First thing I just want to tackle is that I don’t think a relational database system is boring. Maybe some of them are old, but you’re going to have one. Everybody’s going to have a relational database system, they’ve been around for 30 years, there’s a ton of investment there and I still have a lot of friends at TeraData in Green Plum, so I’m not going to poke them in the eye too much. That being said, the transition from TeraData where we were working on probably the world’s most sophisticated parallel database engine to Yahoo and working on a brand new distributor system was a bit of an eye opener because the factors of what you’re focusing on are very different. At Yahoo, we were massively focused on scale, we had a ton of data. When I was there it was 200 metabytes worth of data, so we were always pushing the envelope in the software to scale to that point, where it was the name noted or the file system or whatever it turned out to be. The very big difference that I saw though was we were not focused on things like efficiency, where a commercial company is looking at things like is it efficient from a storage stand point? Is it efficient from a job management stand point? Because they’re having to compete with that. At Yahoo, our approach was basically to just throw more machines out there. It’s cheaper to just throw more machines out than to actually focus on the software. So, you see in the Hadoop ecosystem things like QFS coming out now which are looking at some of the bits that are lacking in Hadoop and HDFS and saying, ” Look, this was nice, but it’s not going to be thing that’s going to get you over to the next 10 to 15 years”, we need to fix that.
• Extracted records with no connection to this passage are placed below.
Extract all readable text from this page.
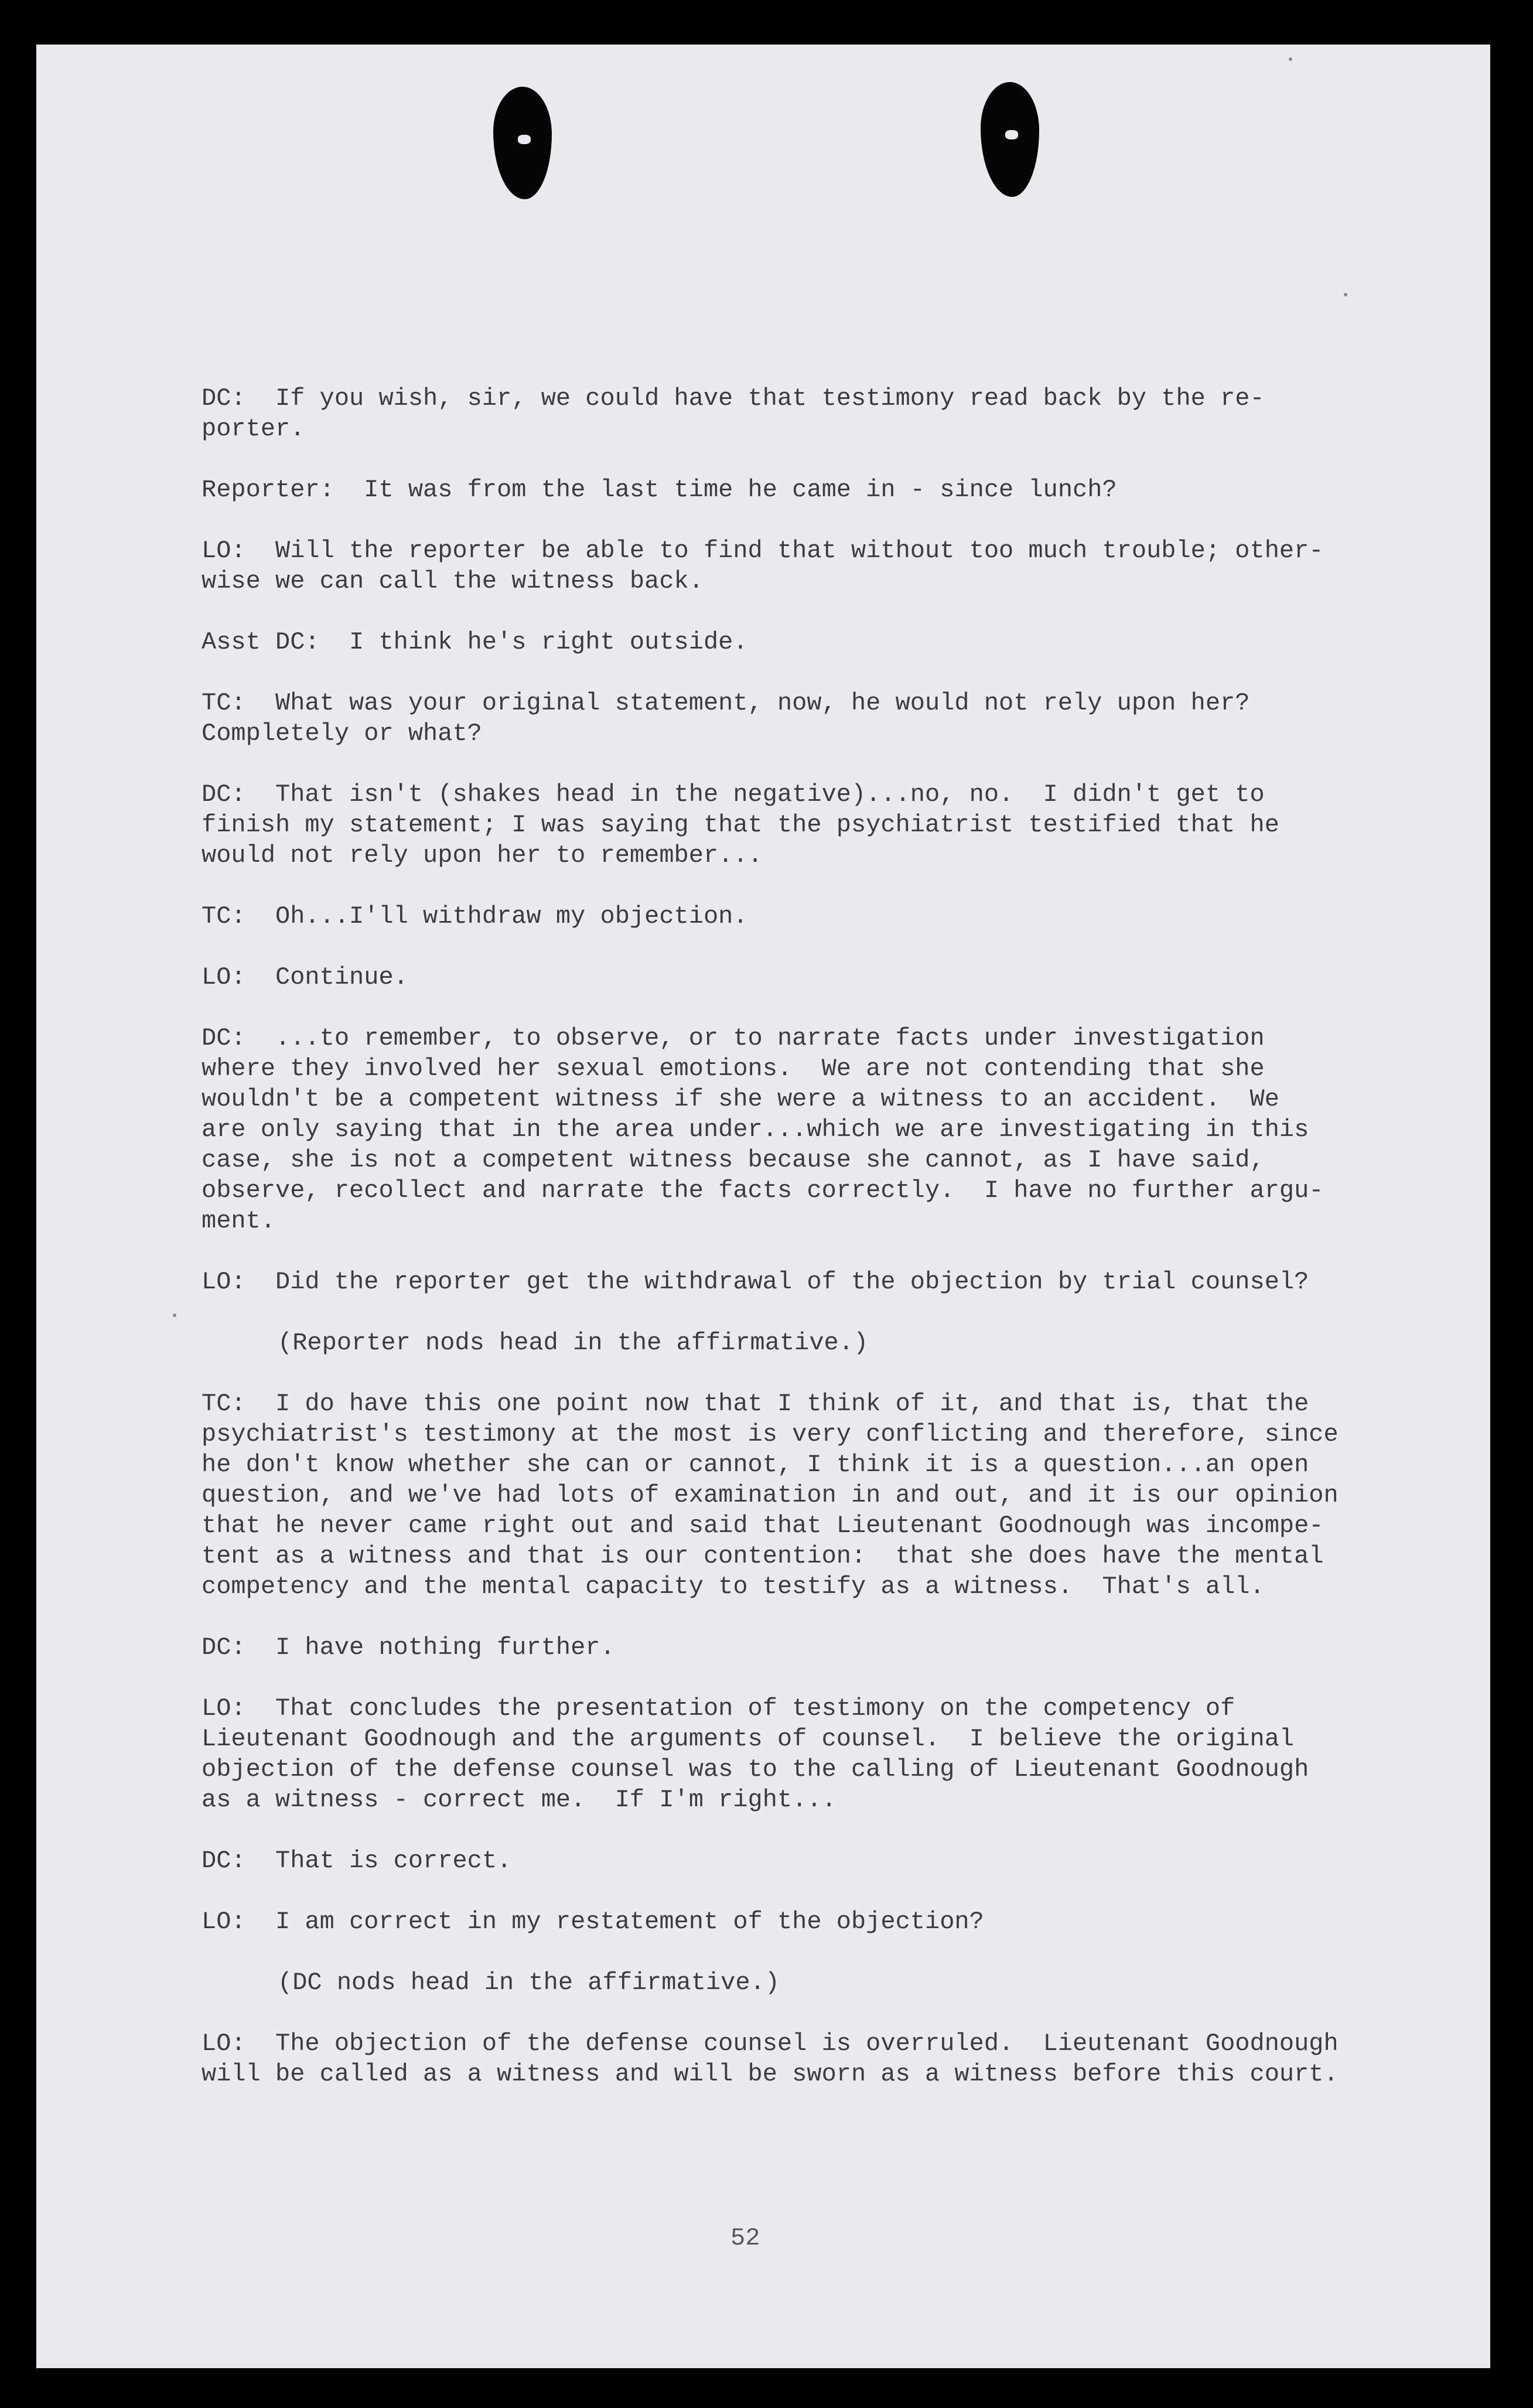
DC:  If you wish, sir, we could have that testimony read back by the re-
porter.
Reporter:  It was from the last time he came in - since lunch?
LO:  Will the reporter be able to find that without too much trouble; other-
wise we can call the witness back.
Asst DC:  I think he's right outside.
TC:  What was your original statement, now, he would not rely upon her?
Completely or what?
DC:  That isn't (shakes head in the negative)...no, no.  I didn't get to
finish my statement; I was saying that the psychiatrist testified that he
would not rely upon her to remember...
TC:  Oh...I'll withdraw my objection.
LO:  Continue.
DC:  ...to remember, to observe, or to narrate facts under investigation
where they involved her sexual emotions.  We are not contending that she
wouldn't be a competent witness if she were a witness to an accident.  We
are only saying that in the area under...which we are investigating in this
case, she is not a competent witness because she cannot, as I have said,
observe, recollect and narrate the facts correctly.  I have no further argu-
ment.
LO:  Did the reporter get the withdrawal of the objection by trial counsel?
(Reporter nods head in the affirmative.)
TC:  I do have this one point now that I think of it, and that is, that the
psychiatrist's testimony at the most is very conflicting and therefore, since
he don't know whether she can or cannot, I think it is a question...an open
question, and we've had lots of examination in and out, and it is our opinion
that he never came right out and said that Lieutenant Goodnough was incompe-
tent as a witness and that is our contention:  that she does have the mental
competency and the mental capacity to testify as a witness.  That's all.
DC:  I have nothing further.
LO:  That concludes the presentation of testimony on the competency of
Lieutenant Goodnough and the arguments of counsel.  I believe the original
objection of the defense counsel was to the calling of Lieutenant Goodnough
as a witness - correct me.  If I'm right...
DC:  That is correct.
LO:  I am correct in my restatement of the objection?
(DC nods head in the affirmative.)
LO:  The objection of the defense counsel is overruled.  Lieutenant Goodnough
will be called as a witness and will be sworn as a witness before this court.
52
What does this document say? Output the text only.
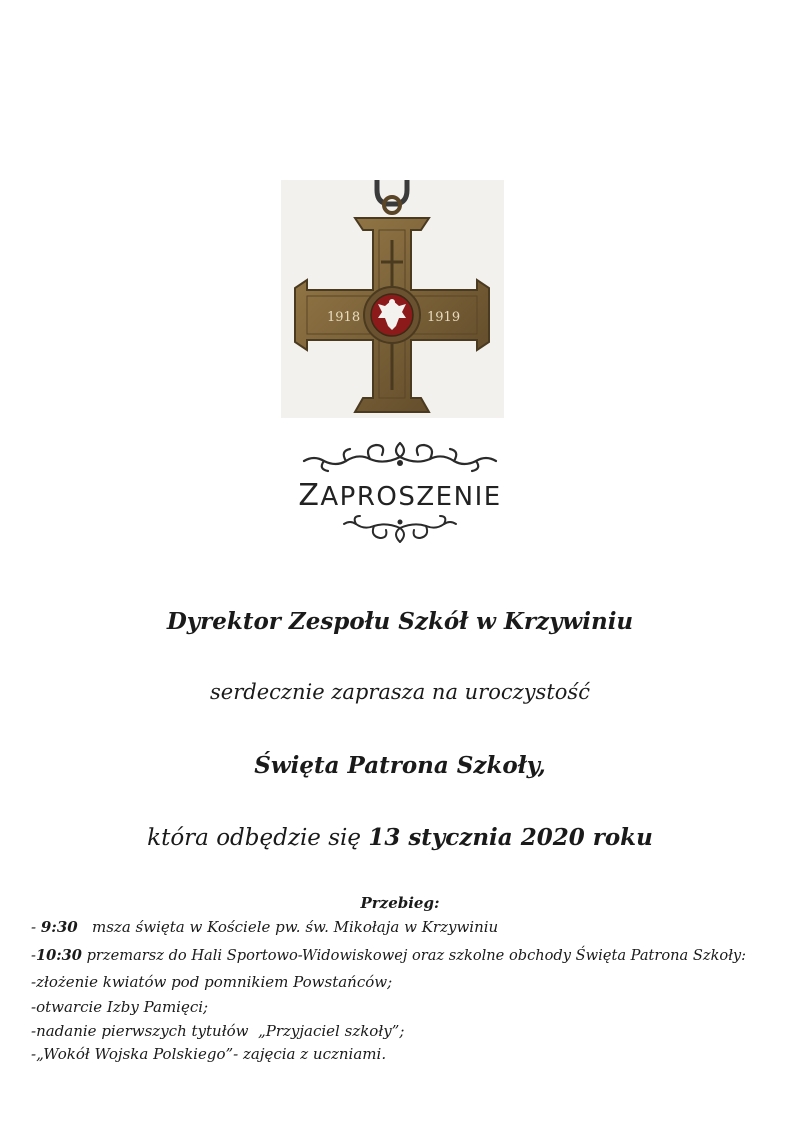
1918	1919
ZAPROSZENIE
Dyrektor Zespołu Szkół w Krzywiniu
serdecznie zaprasza na uroczystość
Święta Patrona Szkoły,
która odbędzie się 13 stycznia 2020 roku
Przebieg:
- 9:30   msza święta w Kościele pw. św. Mikołaja w Krzywiniu
-10:30 przemarsz do Hali Sportowo-Widowiskowej oraz szkolne obchody Święta Patrona Szkoły:
-złożenie kwiatów pod pomnikiem Powstańców;
-otwarcie Izby Pamięci;
-nadanie pierwszych tytułów  „Przyjaciel szkoły”;
-„Wokół Wojska Polskiego”- zajęcia z uczniami.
So, you think that it’s fair to say that every organization will always have a relational database somewhere in their big data infrastructure?


Don’t see that going away for the next 15 years, no.


If I can add something that came up a lot. In the offline analytic space, what we are finding now is that Hadoop is progressing and evolving rapidly, but with the entire stack, Hadoop is not ready yet to do everything we need it to do. So, we at LinkedIn are really looking at a very tightly integrated story between Hadoop and a traditional relational database to drive insights on one side and then to drive feedback loops on the other side.


Great. So, one thing we were also talking earlier on was, the fact that we’re not just talking about hardware and software choices. When we think about the big data stack, it’s a lot about people, it’s about organization, it’s about how IT manages budget and the people within that. Ashok, to put you on the spot again since you’re entering into a new organization, you obviously are being brought in to think a little bit about how the people are architected. Maybe you can comment a little on some of these tensions between should this be centralized? Should the big data expertise of a company be a centralized unit that services all its constituents? Should it be de-centralized? Should there be a data scientist in every department? How are you thinking about the people that map to this big data stack at Verizon as you come in to take that role?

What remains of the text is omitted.